The Southern African Development Community (SADC) region has recommended that the SADC Tribunal should be reviewed every six months.
The two-day SADC 30th Jubilee Summit that ended here on Tuesday issued a communiqué, which addressed the issue of the Zimbabwean government’s insistence on not honouring court rulings of the SADC Tribunal.
The Summit was expected to discuss this matter extensively this week, after the SADC Tribunal ruled last month that Zimbabwe’s failure to register a previous ruling at its High Court should be referred to the SADC Summit.
The Government of Zimbabwe had refused to accept the ruling of the SADC Tribunal in favour of two white farmers, Louis Fick and Michael Campbell, who were dispossessed of their land in a case that has been in court since 2008.
In July this year, Judge Jamu Mutambo of the SADC Tribunal granted the relief sought by Fick and Campbell to have the matter referred to the just-ended SADC Summit after the Zimbabwean government failed to comply with a previous order of the Tribunal.
The Zimbabwean government, through its Justice and Legal Affairs’ Minister Patrick Chinamasa, rejected the ruling in favour of the farmers on the basis that the country’s land reform programme is irreversible.

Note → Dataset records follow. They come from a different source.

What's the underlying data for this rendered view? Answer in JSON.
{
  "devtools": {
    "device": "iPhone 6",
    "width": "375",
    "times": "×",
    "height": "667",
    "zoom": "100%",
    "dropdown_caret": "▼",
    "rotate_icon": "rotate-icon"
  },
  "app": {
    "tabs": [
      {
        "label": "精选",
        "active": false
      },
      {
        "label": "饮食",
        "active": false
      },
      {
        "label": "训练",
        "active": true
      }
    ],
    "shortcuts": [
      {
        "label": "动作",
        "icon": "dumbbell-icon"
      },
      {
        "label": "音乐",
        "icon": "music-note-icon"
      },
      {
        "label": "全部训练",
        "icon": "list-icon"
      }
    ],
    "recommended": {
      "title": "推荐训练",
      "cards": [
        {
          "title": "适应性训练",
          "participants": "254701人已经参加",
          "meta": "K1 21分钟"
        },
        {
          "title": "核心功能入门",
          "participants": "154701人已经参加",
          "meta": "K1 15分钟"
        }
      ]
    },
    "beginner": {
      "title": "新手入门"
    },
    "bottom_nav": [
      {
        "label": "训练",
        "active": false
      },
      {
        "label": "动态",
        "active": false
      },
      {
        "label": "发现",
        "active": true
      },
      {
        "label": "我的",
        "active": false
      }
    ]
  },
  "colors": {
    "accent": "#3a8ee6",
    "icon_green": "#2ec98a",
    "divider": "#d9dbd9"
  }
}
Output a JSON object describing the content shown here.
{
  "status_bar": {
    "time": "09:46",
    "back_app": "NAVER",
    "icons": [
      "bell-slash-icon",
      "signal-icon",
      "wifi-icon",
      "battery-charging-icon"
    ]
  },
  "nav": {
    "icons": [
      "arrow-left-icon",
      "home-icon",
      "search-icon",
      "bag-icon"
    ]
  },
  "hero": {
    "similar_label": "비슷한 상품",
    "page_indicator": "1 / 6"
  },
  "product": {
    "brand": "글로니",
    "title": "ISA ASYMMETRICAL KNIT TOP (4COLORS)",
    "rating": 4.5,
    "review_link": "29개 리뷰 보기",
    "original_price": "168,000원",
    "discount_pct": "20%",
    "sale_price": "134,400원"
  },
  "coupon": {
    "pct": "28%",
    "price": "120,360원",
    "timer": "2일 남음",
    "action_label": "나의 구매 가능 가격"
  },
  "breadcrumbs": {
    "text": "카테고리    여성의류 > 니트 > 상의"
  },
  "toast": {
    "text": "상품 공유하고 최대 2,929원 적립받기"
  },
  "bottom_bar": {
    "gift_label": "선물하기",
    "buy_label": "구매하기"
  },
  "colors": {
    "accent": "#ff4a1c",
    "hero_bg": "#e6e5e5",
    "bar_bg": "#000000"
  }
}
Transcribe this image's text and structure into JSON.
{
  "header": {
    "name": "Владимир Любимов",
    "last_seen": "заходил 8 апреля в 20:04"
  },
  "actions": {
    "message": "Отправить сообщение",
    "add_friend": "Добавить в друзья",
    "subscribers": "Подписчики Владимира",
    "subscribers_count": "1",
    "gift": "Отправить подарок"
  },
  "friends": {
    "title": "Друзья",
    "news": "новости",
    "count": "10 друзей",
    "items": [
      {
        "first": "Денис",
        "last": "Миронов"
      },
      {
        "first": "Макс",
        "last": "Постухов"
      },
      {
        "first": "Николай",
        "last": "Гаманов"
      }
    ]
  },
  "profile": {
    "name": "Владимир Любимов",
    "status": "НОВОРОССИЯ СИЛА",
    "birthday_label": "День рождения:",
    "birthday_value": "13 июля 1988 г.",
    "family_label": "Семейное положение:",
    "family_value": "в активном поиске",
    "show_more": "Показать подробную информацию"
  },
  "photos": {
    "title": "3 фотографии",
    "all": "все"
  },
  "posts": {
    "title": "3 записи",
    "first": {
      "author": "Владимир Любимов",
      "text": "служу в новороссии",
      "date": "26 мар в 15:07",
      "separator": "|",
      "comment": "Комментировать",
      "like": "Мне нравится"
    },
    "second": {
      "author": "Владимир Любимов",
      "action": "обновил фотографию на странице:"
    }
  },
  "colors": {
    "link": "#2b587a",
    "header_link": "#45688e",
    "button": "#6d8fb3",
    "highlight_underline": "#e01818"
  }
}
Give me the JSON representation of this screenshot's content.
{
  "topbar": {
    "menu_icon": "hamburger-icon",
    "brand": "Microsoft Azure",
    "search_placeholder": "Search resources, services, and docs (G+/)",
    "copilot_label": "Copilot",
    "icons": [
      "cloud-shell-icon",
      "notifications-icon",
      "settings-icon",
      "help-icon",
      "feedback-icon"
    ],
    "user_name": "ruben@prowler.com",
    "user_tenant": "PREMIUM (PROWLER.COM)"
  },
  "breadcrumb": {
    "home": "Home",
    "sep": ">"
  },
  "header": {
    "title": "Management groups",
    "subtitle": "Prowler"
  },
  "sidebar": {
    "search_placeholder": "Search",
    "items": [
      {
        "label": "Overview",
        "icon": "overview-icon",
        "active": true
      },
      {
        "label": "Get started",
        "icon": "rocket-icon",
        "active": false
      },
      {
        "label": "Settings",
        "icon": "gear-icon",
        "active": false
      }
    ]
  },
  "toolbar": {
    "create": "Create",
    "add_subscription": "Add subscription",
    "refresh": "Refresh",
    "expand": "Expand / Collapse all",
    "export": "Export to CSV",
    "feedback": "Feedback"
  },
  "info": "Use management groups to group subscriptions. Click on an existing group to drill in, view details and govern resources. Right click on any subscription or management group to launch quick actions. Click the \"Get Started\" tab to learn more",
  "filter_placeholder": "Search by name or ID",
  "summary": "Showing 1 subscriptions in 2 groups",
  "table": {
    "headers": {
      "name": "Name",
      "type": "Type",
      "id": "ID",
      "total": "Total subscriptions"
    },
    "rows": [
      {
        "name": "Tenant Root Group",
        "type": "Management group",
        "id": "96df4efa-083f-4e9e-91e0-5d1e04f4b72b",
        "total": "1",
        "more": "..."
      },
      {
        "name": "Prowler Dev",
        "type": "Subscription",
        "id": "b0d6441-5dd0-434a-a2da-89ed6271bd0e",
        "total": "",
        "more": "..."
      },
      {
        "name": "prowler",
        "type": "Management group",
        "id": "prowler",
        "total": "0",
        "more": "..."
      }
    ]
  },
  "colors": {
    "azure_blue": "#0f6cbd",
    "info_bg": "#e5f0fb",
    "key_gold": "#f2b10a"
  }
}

Zimbabwe also refused to recognise the judgments of the Tribunal, arguing that the protocol that created the SADC body has not yet been ratified by a two-thirds majority of SADC member States for it to have legal effect.
Only five out of the current 14 member states have actually ratified the protocol thus far, and Zimbabwe is not among those five.
The High Court in Zimbabwe also passed a decision in January this year not to register the SADC Tribunal judgment in that country. The SADC Tribunal is based in Namibia.